New York State Thruway Authority
The New York State Thruway Authority
(NYSTA) has recently begun to specify hot-dip
galvanized rebar for all of its current and
future bridge decks. The thruway consists
of over 600 miles of toll roads comprising
major sections of Interstates 87, 84, and
90, with sections connecting to other interstate
highways and toll roads to four neighboring
states and Canada. Most of the NYSTA’s 810
bridges are installed in fresh water environments,
with the exception of a few that are close
to the Atlantic Ocean and qualify as located
in a marine environment. In addition to the
close proximity to water, the bridges undergo
freeze-thaw cycles, and have heavy exposure
to deicing salts and industrial pollution,
all adding up to a highly-aggressive corrosive
environment. The need to protect these bridges
from corrosion became a major concern to the
thruway authority during the early 1960’s,
when maintenance and inspection revealed extensive
corrosion to previously installed bridge decks
that incorporated bare steel reinforcement
in the concrete.
Based on an FWHA endorsement
and research conducted by numerous states,
the New York Bridge Authority had seemingly
solved its corrosion problem by implementing
the use of epoxycoated rebar in bridge decks
during the early 1980s. In as little as ten
years, doubts began to rise regarding the
protection provided by these epoxy-coated
systems. Within another four years, cracks
began to appear in these bridge decks, at
which time the thruway authority decided to
utilize hot-dip galvanized rebar as its corrosion
protection method of choice.
Another concern regarding the
performance of epoxy-coated reinforcing steel
arose during the NYSTA’s pursuit to find an
alternative corrosion protection system. Epoxy
coatings were exhibiting inferior bonding
to the concrete. When removing sections of
concrete from epoxy-coated rebar during a
repair of an improperly designed pier, the
concrete was easily broken away from the epoxy-coated
rebar. By specifying hot-dip galvanized rebar,
this problem was eliminated due to the superior
bond developed between the galvanized rebar
and concrete.
The cathodic and barrier protection provided
by hot-dip galvanized rebar has reduced repair
costs incurred in handling the rebar in the
field. Epoxy-coated rebar was getting damaged
in the field due to rough handling at some
of the New York bridge installations during
the 1980s. Epoxy coatings only supply barrier
protection for the underlying steel. If epoxy
coatings become damaged during handling or
installation, the barrier becomes broken and
the corrosion protection for the rebar has
been compromised.
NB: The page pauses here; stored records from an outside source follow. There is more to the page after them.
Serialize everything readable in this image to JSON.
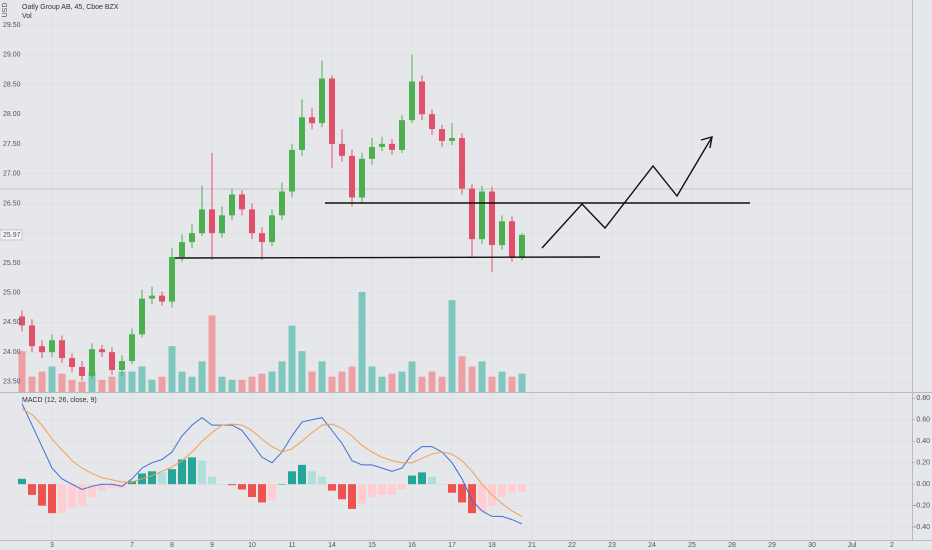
{
  "chart_data": [
    {
      "type": "candlestick",
      "title": "Oatly Group AB, 45, Cboe BZX",
      "subtitle": "Vol",
      "axis_label": "USD",
      "last_price": {
        "value": 25.97,
        "label": "25.97"
      },
      "up_color": "#4caf50",
      "down_color": "#e0506a",
      "volume_up_color": "#5bbcb0",
      "volume_down_color": "#f08a8c",
      "x": [
        0.25,
        0.5,
        0.75,
        1,
        1.25,
        1.5,
        1.75,
        2,
        2.25,
        2.5,
        2.75,
        3,
        3.25,
        3.5,
        3.75,
        4,
        4.25,
        4.5,
        4.75,
        5,
        5.25,
        5.5,
        5.75,
        6,
        6.25,
        6.5,
        6.75,
        7,
        7.25,
        7.5,
        7.75,
        8,
        8.25,
        8.5,
        8.75,
        9,
        9.25,
        9.5,
        9.75,
        10,
        10.25,
        10.5,
        10.75,
        11,
        11.25,
        11.5,
        11.75,
        12,
        12.25,
        12.5,
        12.75
      ],
      "open": [
        24.6,
        24.45,
        24.1,
        24.0,
        24.2,
        23.9,
        23.75,
        23.6,
        24.05,
        24.0,
        23.7,
        23.85,
        24.3,
        24.9,
        24.95,
        24.85,
        25.6,
        25.85,
        26.0,
        26.4,
        26.0,
        26.3,
        26.65,
        26.4,
        26.0,
        25.85,
        26.3,
        26.7,
        27.4,
        27.95,
        27.85,
        28.6,
        27.5,
        27.3,
        26.6,
        27.25,
        27.45,
        27.5,
        27.4,
        27.9,
        28.55,
        28.0,
        27.75,
        27.55,
        27.6,
        26.75,
        25.9,
        26.7,
        25.8,
        26.2,
        25.6
      ],
      "high": [
        24.7,
        24.55,
        24.2,
        24.3,
        24.28,
        23.98,
        23.85,
        24.15,
        24.12,
        24.08,
        23.95,
        24.4,
        25.05,
        25.1,
        25.02,
        25.75,
        25.98,
        26.15,
        26.8,
        27.35,
        26.45,
        26.75,
        26.72,
        26.5,
        26.1,
        26.4,
        26.85,
        27.5,
        28.25,
        28.1,
        28.9,
        28.65,
        27.75,
        27.4,
        27.35,
        27.6,
        27.62,
        27.58,
        27.98,
        29.0,
        28.65,
        28.08,
        27.82,
        27.85,
        27.68,
        26.82,
        26.8,
        26.78,
        26.3,
        26.28,
        26.0
      ],
      "low": [
        24.35,
        24.0,
        23.9,
        23.92,
        23.82,
        23.66,
        23.52,
        23.55,
        23.92,
        23.62,
        23.6,
        23.8,
        24.25,
        24.8,
        24.78,
        24.75,
        25.52,
        25.75,
        25.95,
        25.55,
        25.92,
        26.22,
        26.3,
        25.9,
        25.55,
        25.78,
        26.22,
        26.6,
        27.3,
        27.75,
        27.78,
        27.1,
        27.2,
        26.45,
        26.5,
        27.15,
        27.38,
        27.32,
        27.35,
        27.85,
        27.9,
        27.65,
        27.45,
        27.48,
        26.65,
        25.6,
        25.82,
        25.35,
        25.72,
        25.52,
        25.55
      ],
      "close": [
        24.45,
        24.1,
        24.0,
        24.2,
        23.9,
        23.75,
        23.6,
        24.05,
        24.0,
        23.7,
        23.85,
        24.3,
        24.9,
        24.95,
        24.85,
        25.6,
        25.85,
        26.0,
        26.4,
        26.0,
        26.3,
        26.65,
        26.4,
        26.0,
        25.85,
        26.3,
        26.7,
        27.4,
        27.95,
        27.85,
        28.6,
        27.5,
        27.3,
        26.6,
        27.25,
        27.45,
        27.5,
        27.4,
        27.9,
        28.55,
        28.0,
        27.75,
        27.55,
        27.6,
        26.75,
        25.9,
        26.7,
        25.8,
        26.2,
        25.6,
        25.97
      ],
      "volume": [
        400000,
        150000,
        200000,
        250000,
        180000,
        120000,
        100000,
        200000,
        120000,
        150000,
        200000,
        200000,
        250000,
        120000,
        150000,
        450000,
        200000,
        150000,
        300000,
        750000,
        150000,
        120000,
        120000,
        150000,
        180000,
        200000,
        300000,
        650000,
        400000,
        200000,
        300000,
        150000,
        200000,
        250000,
        980000,
        250000,
        150000,
        180000,
        200000,
        300000,
        150000,
        200000,
        150000,
        900000,
        350000,
        250000,
        300000,
        150000,
        200000,
        150000,
        180000
      ],
      "xlim": [
        0.15,
        22.5
      ],
      "xticks": [
        {
          "value": 1,
          "label": "3"
        },
        {
          "value": 3,
          "label": "7"
        },
        {
          "value": 4,
          "label": "8"
        },
        {
          "value": 5,
          "label": "9"
        },
        {
          "value": 6,
          "label": "10"
        },
        {
          "value": 7,
          "label": "11"
        },
        {
          "value": 8,
          "label": "14"
        },
        {
          "value": 9,
          "label": "15"
        },
        {
          "value": 10,
          "label": "16"
        },
        {
          "value": 11,
          "label": "17"
        },
        {
          "value": 12,
          "label": "18"
        },
        {
          "value": 13,
          "label": "21"
        },
        {
          "value": 14,
          "label": "22"
        },
        {
          "value": 15,
          "label": "23"
        },
        {
          "value": 16,
          "label": "24"
        },
        {
          "value": 17,
          "label": "25"
        },
        {
          "value": 18,
          "label": "28"
        },
        {
          "value": 19,
          "label": "29"
        },
        {
          "value": 20,
          "label": "30"
        },
        {
          "value": 21,
          "label": "Jul"
        },
        {
          "value": 22,
          "label": "2"
        }
      ],
      "ylim": [
        23.33,
        29.92
      ],
      "yticks": [
        {
          "value": 23.5,
          "label": "23.50"
        },
        {
          "value": 24,
          "label": "24.00"
        },
        {
          "value": 24.5,
          "label": "24.50"
        },
        {
          "value": 25,
          "label": "25.00"
        },
        {
          "value": 25.5,
          "label": "25.50"
        },
        {
          "value": 26,
          "label": "26.00"
        },
        {
          "value": 26.5,
          "label": "26.50"
        },
        {
          "value": 27,
          "label": "27.00"
        },
        {
          "value": 27.5,
          "label": "27.50"
        },
        {
          "value": 28,
          "label": "28.00"
        },
        {
          "value": 28.5,
          "label": "28.50"
        },
        {
          "value": 29,
          "label": "29.00"
        },
        {
          "value": 29.5,
          "label": "29.50"
        }
      ],
      "grid": true
    },
    {
      "type": "macd",
      "title": "MACD (12, 26, close, 9)",
      "x": [
        0.25,
        0.5,
        0.75,
        1,
        1.25,
        1.5,
        1.75,
        2,
        2.25,
        2.5,
        2.75,
        3,
        3.25,
        3.5,
        3.75,
        4,
        4.25,
        4.5,
        4.75,
        5,
        5.25,
        5.5,
        5.75,
        6,
        6.25,
        6.5,
        6.75,
        7,
        7.25,
        7.5,
        7.75,
        8,
        8.25,
        8.5,
        8.75,
        9,
        9.25,
        9.5,
        9.75,
        10,
        10.25,
        10.5,
        10.75,
        11,
        11.25,
        11.5,
        11.75,
        12,
        12.25,
        12.5,
        12.75
      ],
      "series": [
        {
          "colors": [
            "#26a69a",
            "#b2dfdb",
            "#ffcdd2",
            "#ef5350"
          ],
          "values": [
            0.05,
            -0.1,
            -0.2,
            -0.27,
            -0.27,
            -0.22,
            -0.2,
            -0.12,
            -0.06,
            -0.04,
            -0.04,
            0.03,
            0.1,
            0.12,
            0.11,
            0.14,
            0.23,
            0.25,
            0.22,
            0.07,
            0.0,
            -0.01,
            -0.05,
            -0.12,
            -0.17,
            -0.15,
            0.0,
            0.12,
            0.18,
            0.12,
            0.07,
            -0.06,
            -0.14,
            -0.23,
            -0.18,
            -0.12,
            -0.1,
            -0.1,
            -0.05,
            0.08,
            0.11,
            0.07,
            0.0,
            -0.08,
            -0.17,
            -0.27,
            -0.25,
            -0.2,
            -0.12,
            -0.08,
            -0.07
          ]
        },
        {
          "color": "#3f6fd8",
          "values": [
            0.75,
            0.55,
            0.35,
            0.15,
            0.05,
            0.0,
            -0.05,
            -0.02,
            0.0,
            0.0,
            -0.02,
            0.05,
            0.15,
            0.2,
            0.23,
            0.3,
            0.45,
            0.55,
            0.62,
            0.55,
            0.55,
            0.55,
            0.5,
            0.38,
            0.25,
            0.2,
            0.3,
            0.45,
            0.58,
            0.6,
            0.62,
            0.5,
            0.38,
            0.22,
            0.18,
            0.18,
            0.15,
            0.12,
            0.15,
            0.28,
            0.35,
            0.35,
            0.3,
            0.2,
            0.05,
            -0.15,
            -0.25,
            -0.3,
            -0.3,
            -0.33,
            -0.37
          ]
        },
        {
          "color": "#f0a050",
          "values": [
            0.7,
            0.65,
            0.55,
            0.42,
            0.32,
            0.22,
            0.15,
            0.1,
            0.06,
            0.04,
            0.02,
            0.02,
            0.05,
            0.08,
            0.12,
            0.16,
            0.22,
            0.3,
            0.4,
            0.48,
            0.55,
            0.56,
            0.55,
            0.5,
            0.42,
            0.35,
            0.3,
            0.33,
            0.4,
            0.48,
            0.55,
            0.56,
            0.52,
            0.45,
            0.36,
            0.3,
            0.25,
            0.22,
            0.2,
            0.2,
            0.24,
            0.28,
            0.3,
            0.28,
            0.22,
            0.12,
            0.0,
            -0.1,
            -0.18,
            -0.25,
            -0.3
          ]
        }
      ],
      "xlim": [
        0.15,
        22.5
      ],
      "ylim": [
        -0.52,
        0.84
      ],
      "yticks": [
        {
          "value": -0.4,
          "label": "-0.40"
        },
        {
          "value": -0.2,
          "label": "-0.20"
        },
        {
          "value": 0,
          "label": "0.00"
        },
        {
          "value": 0.2,
          "label": "0.20"
        },
        {
          "value": 0.4,
          "label": "0.40"
        },
        {
          "value": 0.6,
          "label": "0.60"
        },
        {
          "value": 0.8,
          "label": "0.80"
        }
      ],
      "grid": true
    }
  ]
}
The superior bond strength
and hardness properties of hot-dip galvanized
coatings make it tough to damage under any
material handling conditions, and if damaged
does occur, the exposed bare steel will be
protected by the sacrificial cathodic action
of the surrounding zinc.
Life cycle cost analysis was performed by
the NYSTA to compare the costs of galvanized
and other competing coating systems. Initially,
the cost of hot-dip galvanized rebar was slightly
greater than epoxy coatings and bare steel
on a per pound basis. However, the amount
of rebar required for an epoxy-coated rebar
installation is far greater than for black
or galvanized rebar. Lap splices are significantly
increased when specifying epoxy coated rebar.
This fact alone brings the initial cost of
specifying hot-dip galvanized rebar to an
extremely competitive position. On a life
cycle cost analysis, the maintenance-free
hot-dip galvanized rebar is unmatched.